Neither here nor there, but Jake’s stuff with Ozzy was much better than anything I heard of his after.
That doesn’t dilute the message of the Tao, of course.
Even better, thank you Jill.
Charley, I just want to express my gratitude that you’re still going on with the Sunday Tao reading. Your companionship in this reading means a lot to me, and this post is an example of why it matters.
–Not that I would want you to feel like you had to continue doing it just because it matters to me! But sometimes, just knowing that what we’re doing counts for a lot somewhere, re-infuses the activity with meaning for us. So in that spirit, I want you to know that again with this post, I feel nourished by what you wrote about the chapter.

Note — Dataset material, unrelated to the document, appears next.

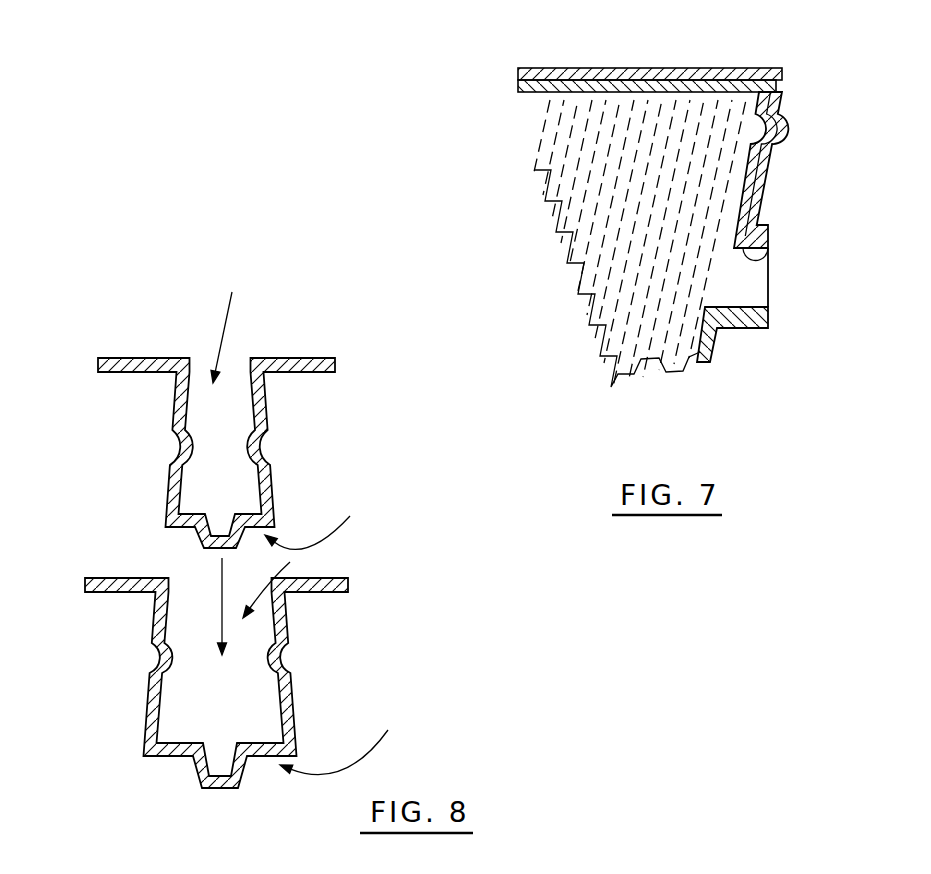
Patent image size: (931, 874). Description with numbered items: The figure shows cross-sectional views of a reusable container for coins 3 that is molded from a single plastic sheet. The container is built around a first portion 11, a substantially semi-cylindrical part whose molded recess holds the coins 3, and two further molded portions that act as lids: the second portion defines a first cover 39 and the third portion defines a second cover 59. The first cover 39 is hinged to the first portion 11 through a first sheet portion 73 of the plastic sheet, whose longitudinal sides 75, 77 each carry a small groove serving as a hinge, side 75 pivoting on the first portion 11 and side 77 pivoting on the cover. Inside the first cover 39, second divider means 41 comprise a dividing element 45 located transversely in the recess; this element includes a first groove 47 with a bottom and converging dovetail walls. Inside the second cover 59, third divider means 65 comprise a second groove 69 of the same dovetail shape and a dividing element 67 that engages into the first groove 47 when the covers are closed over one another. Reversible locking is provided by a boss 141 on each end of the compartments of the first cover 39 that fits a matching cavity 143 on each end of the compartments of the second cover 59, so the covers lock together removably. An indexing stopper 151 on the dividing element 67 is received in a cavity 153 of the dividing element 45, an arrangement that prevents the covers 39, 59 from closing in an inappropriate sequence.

What in particular was nourishing about what you wrote this week? Partly, that it connects with an experience I had when my own sons were very small. It was at that stage where they would want to hear the same book read to them literally hundreds of times, also that stage where they were interminably asking ‘how come?’ and ‘what’s that?’ and so on–a stage which is beautiful but also mentally exhausting for the parent. Why? Because there’s so little time to think one’s own thoughts.
But suddenly I discovered a vast space for myself–between one word and the next, in those books I’d already read them over and over. That’s what your post reminds me of. That’s when I discovered that I don’t have to have a separate time and place, to enter the big space.
As you write about the space between one note and the next, I feel the generosity of the composer in creating a means for the listener to enter the big space. And also the author, in saying just enough but still leaving room for the reader’s own thoughts. It’s a very special kind of generosity.
So, thank you for instancing that generosity here, with this post.
Indeed. His latest work with Enuff Znuff on the Dissonance record (2009) is awful. Zakk Wylde, on the other hand, is a freakin’ genius.
Really a very sweet and thoughtful comment @Kye. Thank you so much for taking the time to do this.